Any pics pointing straight into the burner?


----------



## JESTER458 (Sep 9, 2009)

yeah


----------



## n0w0rries (May 17, 2009)

I googled some more for ya... even found your post on another site. I'm guessing it's missing parts. If you have your heart set on using it, you'll need to add a regulator on the outside and a burner on the inside (to go gas). Or use it with coal/wood as is.

Personally I'd save the weight and the trouble and go with a smaller newer stove. Doesn't have to be a spendy stainless one, even a portable coleman would work. If you want it in the boat for looks/nostalgia, and you're handy, I'd buy a coleman portable stove, gut it, and put the parts in this thing. Plum it so the burners are up top, and figure out a way to mount the knobs. It would be more efficient that way.


----------



## JESTER458 (Sep 9, 2009)

ok thanks. ive actually had a few people tell me its for burning kerosene (unpressurized) im takin it to a guy tomorrow who might be able to tell me more about it.


----------



## RichH (Jul 10, 2000)

Shipmate has been out of business for some time. The old Shipmate factory is now a metals recycling center.

The (probable) good news is that most of the parts, etc. for these various Shipmate stoves can be found at: Sailorman New & Used Marine: The World's Largest and Most Unique New & Used Marine Emporium


----------



## TSOJOURNER (Dec 16, 1999)

*Shipmate Skippy Stoves Available Again*

Looks like a fairly well done casting that sits down in where the old ash grate would have sat. Can you see if there are any weld beads on the gas block piece?
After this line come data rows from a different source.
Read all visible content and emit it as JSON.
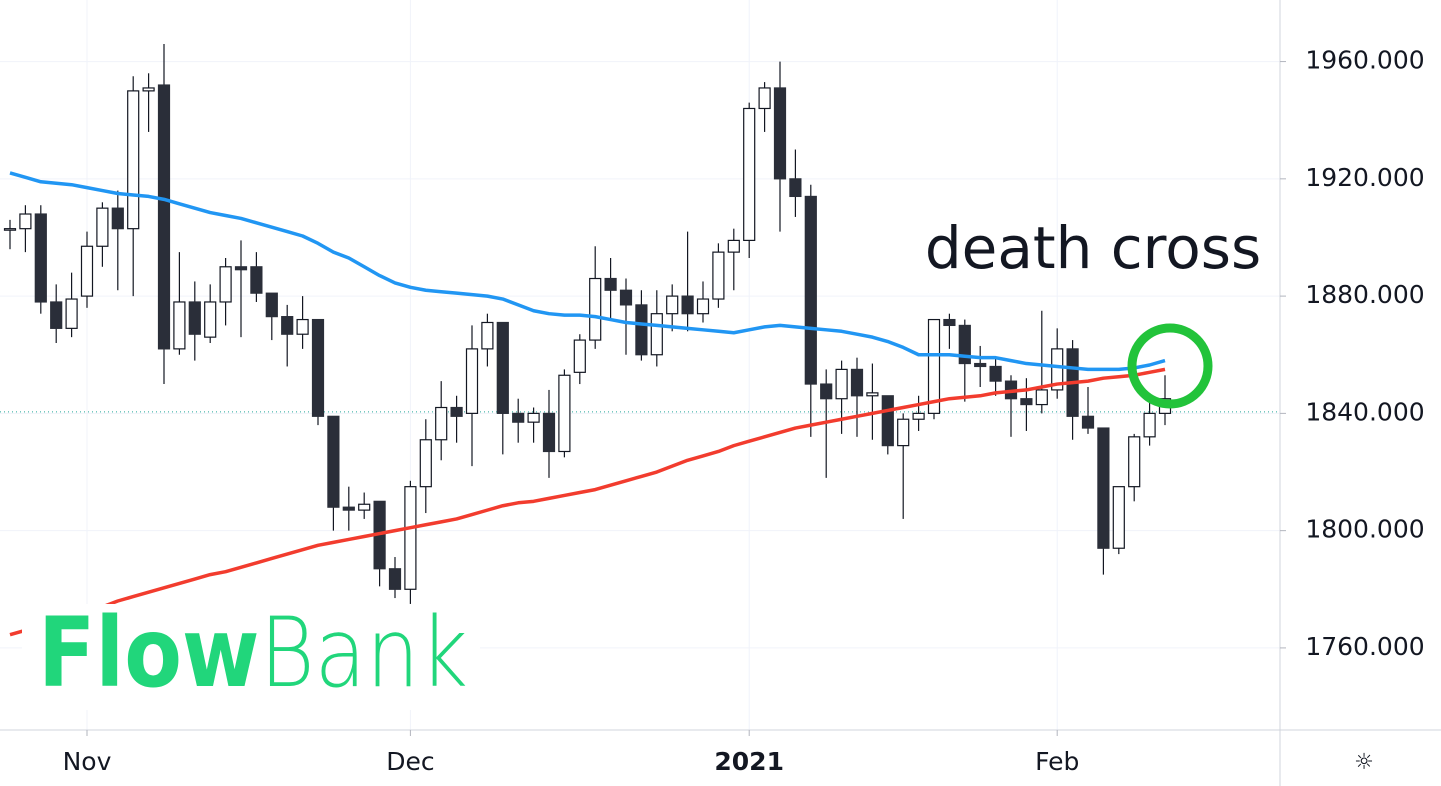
{
  "chart_data": {
    "type": "candlestick",
    "annotation": "death cross",
    "logo": {
      "bold": "Flow",
      "light": "Bank"
    },
    "categories": [
      null,
      null,
      null,
      null,
      null,
      "Nov",
      null,
      null,
      null,
      null,
      null,
      null,
      null,
      null,
      null,
      null,
      null,
      null,
      null,
      null,
      null,
      null,
      null,
      null,
      null,
      null,
      "Dec",
      null,
      null,
      null,
      null,
      null,
      null,
      null,
      null,
      null,
      null,
      null,
      null,
      null,
      null,
      null,
      null,
      null,
      null,
      null,
      null,
      null,
      "2021",
      null,
      null,
      null,
      null,
      null,
      null,
      null,
      null,
      null,
      null,
      null,
      null,
      null,
      null,
      null,
      null,
      null,
      null,
      null,
      "Feb",
      null,
      null,
      null,
      null,
      null,
      null,
      null
    ],
    "open": [
      1903,
      1903,
      1908,
      1878,
      1869,
      1880,
      1897,
      1910,
      1903,
      1950,
      1952,
      1862,
      1878,
      1866,
      1878,
      1890,
      1890,
      1881,
      1873,
      1867,
      1872,
      1839,
      1808,
      1807,
      1810,
      1787,
      1780,
      1815,
      1831,
      1842,
      1840,
      1862,
      1871,
      1840,
      1837,
      1840,
      1827,
      1854,
      1865,
      1886,
      1882,
      1877,
      1860,
      1874,
      1880,
      1874,
      1879,
      1895,
      1899,
      1944,
      1951,
      1920,
      1914,
      1850,
      1845,
      1855,
      1846,
      1846,
      1829,
      1838,
      1840,
      1872,
      1870,
      1857,
      1856,
      1851,
      1845,
      1843,
      1848,
      1862,
      1839,
      1835,
      1794,
      1815,
      1832,
      1840
    ],
    "high": [
      1906,
      1911,
      1911,
      1884,
      1888,
      1902,
      1912,
      1916,
      1955,
      1956,
      1966,
      1895,
      1885,
      1884,
      1893,
      1899,
      1895,
      1881,
      1877,
      1880,
      1872,
      1839,
      1815,
      1813,
      1810,
      1791,
      1817,
      1838,
      1851,
      1846,
      1870,
      1874,
      1871,
      1845,
      1842,
      1848,
      1855,
      1867,
      1897,
      1893,
      1886,
      1882,
      1882,
      1884,
      1902,
      1885,
      1898,
      1903,
      1946,
      1953,
      1960,
      1930,
      1918,
      1855,
      1858,
      1859,
      1857,
      1846,
      1840,
      1846,
      1872,
      1874,
      1872,
      1863,
      1859,
      1853,
      1852,
      1875,
      1869,
      1865,
      1849,
      1835,
      1815,
      1833,
      1845,
      1853
    ],
    "low": [
      1896,
      1895,
      1874,
      1864,
      1866,
      1876,
      1890,
      1882,
      1880,
      1936,
      1850,
      1860,
      1858,
      1864,
      1870,
      1866,
      1878,
      1865,
      1856,
      1862,
      1836,
      1800,
      1800,
      1804,
      1781,
      1777,
      1775,
      1806,
      1824,
      1830,
      1822,
      1856,
      1826,
      1830,
      1830,
      1818,
      1825,
      1850,
      1862,
      1872,
      1860,
      1858,
      1856,
      1868,
      1868,
      1871,
      1876,
      1882,
      1893,
      1936,
      1902,
      1907,
      1832,
      1818,
      1833,
      1832,
      1831,
      1826,
      1804,
      1834,
      1838,
      1862,
      1844,
      1849,
      1846,
      1832,
      1834,
      1840,
      1845,
      1831,
      1833,
      1785,
      1792,
      1810,
      1829,
      1836
    ],
    "close": [
      1903,
      1908,
      1878,
      1869,
      1879,
      1897,
      1910,
      1903,
      1950,
      1951,
      1862,
      1878,
      1867,
      1878,
      1890,
      1889,
      1881,
      1873,
      1867,
      1872,
      1839,
      1808,
      1807,
      1809,
      1787,
      1780,
      1815,
      1831,
      1842,
      1839,
      1862,
      1871,
      1840,
      1837,
      1840,
      1827,
      1853,
      1865,
      1886,
      1882,
      1877,
      1860,
      1874,
      1880,
      1874,
      1879,
      1895,
      1899,
      1944,
      1951,
      1920,
      1914,
      1850,
      1845,
      1855,
      1846,
      1847,
      1829,
      1838,
      1840,
      1872,
      1870,
      1857,
      1856,
      1851,
      1845,
      1843,
      1848,
      1862,
      1839,
      1835,
      1794,
      1815,
      1832,
      1840,
      1845
    ],
    "up_color": "#ffffff",
    "down_color": "#2a2e39",
    "series": [
      {
        "color": "#2196f3",
        "values": [
          1922,
          1920.5,
          1919,
          1918.5,
          1918,
          1917,
          1916,
          1915,
          1914.5,
          1914,
          1913,
          1911.5,
          1910,
          1908.5,
          1907.5,
          1906.5,
          1905,
          1903.5,
          1902,
          1900.5,
          1898,
          1895,
          1893,
          1890,
          1887,
          1884.5,
          1883,
          1882,
          1881.5,
          1881,
          1880.5,
          1880,
          1879,
          1877,
          1875,
          1874,
          1873.5,
          1873.5,
          1873,
          1872,
          1871,
          1870.5,
          1870,
          1869.5,
          1869,
          1868.5,
          1868,
          1867.5,
          1868.5,
          1869.5,
          1870,
          1869.5,
          1869,
          1868.5,
          1868,
          1867,
          1866,
          1864.5,
          1862.5,
          1860,
          1860,
          1860,
          1859.5,
          1859,
          1859,
          1858,
          1857,
          1856.5,
          1856,
          1855.5,
          1855,
          1855,
          1855,
          1855.5,
          1856.5,
          1858
        ]
      },
      {
        "color": "#f23c2e",
        "values": [
          1764.5,
          1766,
          1768,
          1769.5,
          1771,
          1772.5,
          1774,
          1776,
          1777.5,
          1779,
          1780.5,
          1782,
          1783.5,
          1785,
          1786,
          1787.5,
          1789,
          1790.5,
          1792,
          1793.5,
          1795,
          1796,
          1797,
          1798,
          1799,
          1800,
          1801,
          1802,
          1803,
          1804,
          1805.5,
          1807,
          1808.5,
          1809.5,
          1810,
          1811,
          1812,
          1813,
          1814,
          1815.5,
          1817,
          1818.5,
          1820,
          1822,
          1824,
          1825.5,
          1827,
          1829,
          1830.5,
          1832,
          1833.5,
          1835,
          1836,
          1837,
          1838,
          1839,
          1840,
          1841,
          1842,
          1843,
          1844,
          1845,
          1845.5,
          1846,
          1847,
          1847.5,
          1848,
          1849,
          1850,
          1850.5,
          1851,
          1852,
          1852.5,
          1853,
          1854,
          1855
        ]
      }
    ],
    "price_line": 1840.5,
    "ylim": [
      1732,
      1981
    ],
    "yticks": [
      {
        "value": 1760,
        "label": "1760.000"
      },
      {
        "value": 1800,
        "label": "1800.000"
      },
      {
        "value": 1840,
        "label": "1840.000"
      },
      {
        "value": 1880,
        "label": "1880.000"
      },
      {
        "value": 1920,
        "label": "1920.000"
      },
      {
        "value": 1960,
        "label": "1960.000"
      }
    ],
    "grid": true
  }
}
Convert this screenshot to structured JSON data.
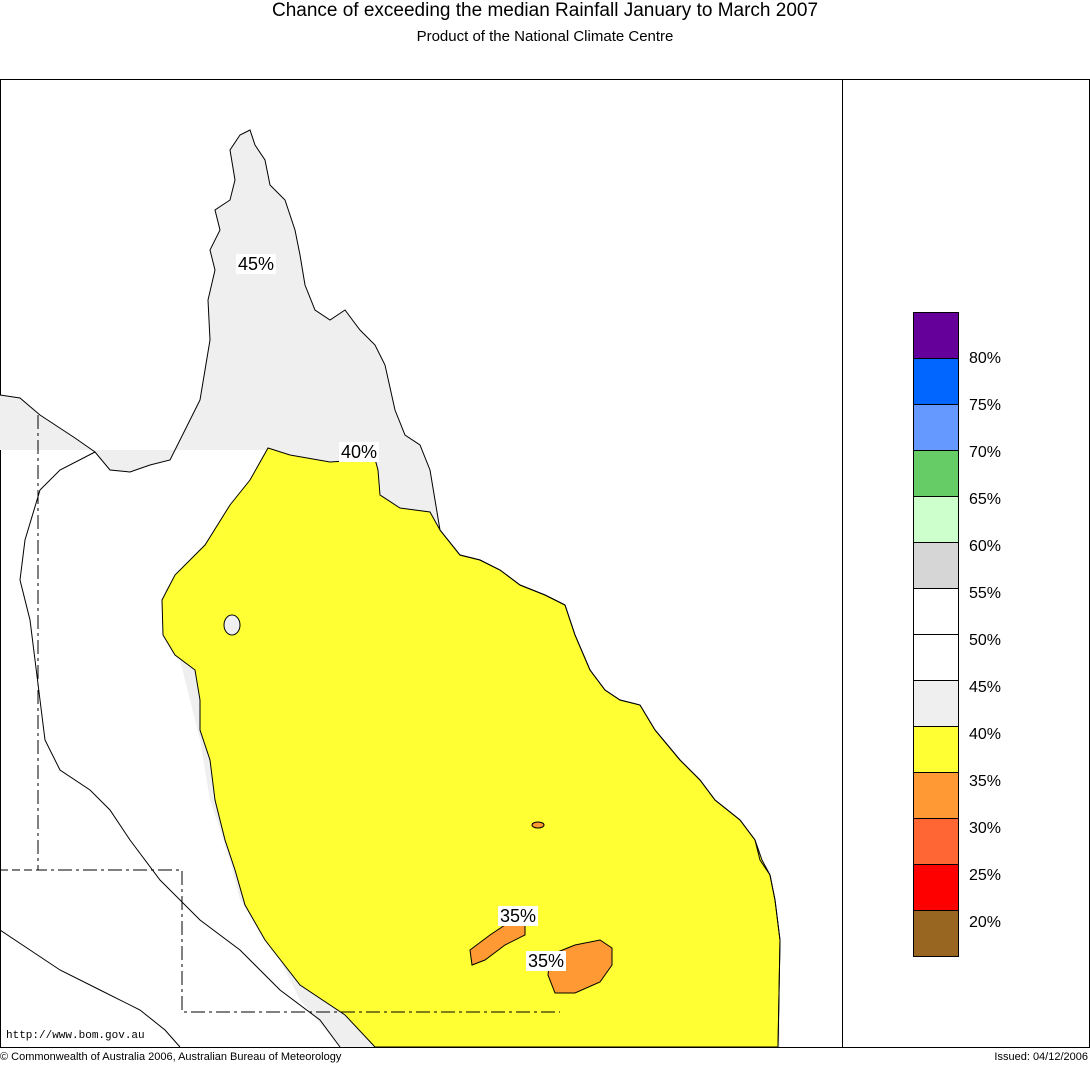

If you need the grate that sits down in where the current gas rig goes, I can help.....

I am making cast iron Skippy's again in both oval and rectangular tops with the standard model having a stainless searail and the Bronze model having bronze feet, searail and a Shipmate Logo on the front of the stove...very handsome. We also have the larger Model 211's (with the oven) almost done....Should be ready in 3-5 weeks after nearly 4 years in the works. Porcelain colors optional with Blue, Green, Black, Flat Black and Red. All work, castings & assembly done here in the ole U-S of A. Website done but waiting to be launched along with some sassy boat mag advertising this holiday season. Drop me a line if interested....Sean Tracy 
Shipmate Stove Company Inc 
_"Always Reliable...Fair Weather or Foul"_


----------



## JESTER458 (Sep 9, 2009)

no there are no welds that i can see anywhere in the block


----------



## xsboats (Oct 2, 2007)

The burner looks similar to one I had in an old Shipmate stove. It burned diesel. To start out, a fire was lit at the burner using a couple of ounces of alcohol. This heated the burner box and got the stovepipe drawing. Next, a driprate of diesel fuel was established by means of a simple carbuerator that had a float to control flow from the gravity tank and a valve to control the drip rate. The diesel vaporized when it hit the hot metal plates in the burnerbox and the vapor would ignite. While living in Annapolis back in the 80's, I would light the stove around Halloween and leave it burning until almost Easter. I have had similar arrangements on other stoves including one built by Everett Stoveworks out of Washington State.


----------



## JESTER458 (Sep 9, 2009)

do you know where i could find pictures of the drip setup? or even a stove thats in production that uses the same concepts?


----------



## xsboats (Oct 2, 2007)

I'll get back to you on that. By the way , I was wrong on the stove manufacturer's name, it was Washington Stove Works out of Everett, Wa.


----------



## JESTER458 (Sep 9, 2009)

oh ok. thanks!


----------



## xsboats (Oct 2, 2007)

Check out Sigmarine.com. Their regulator is different from the ones I have used, but I think it would work with your stove. I miss the days of having a cast iron stove on board. I converted my last one to propane for use in my van while working away from my boat as a ski-bum.


----------



## JESTER458 (Sep 9, 2009)

ok. hey this may be a dumb question but my burner has a pipe that runs into the bottom of it. after its heated does it just burn fuel from the bottom or am i actually missing something that goes above it to drip fuel downward?


----------



## xsboats (Oct 2, 2007)

Yes, it just burns the fuel from the bottom of your burner box but the fuel needs a regulator above the inlet pipe in your photo to control the rate that the fuel arrives at the burner box. The regulator on the sigmarine site has a low pressure pump[around 3-5 psi] so you won't need to have a gravity day-tank. It has a knob that will meter the amount of fuel running into your stove. It looks to be a bolt-on fix for your stove, but you will need to run 12 volt for the pump.


----------



## JESTER458 (Sep 9, 2009)

ok. awesome thanks again for the help!


----------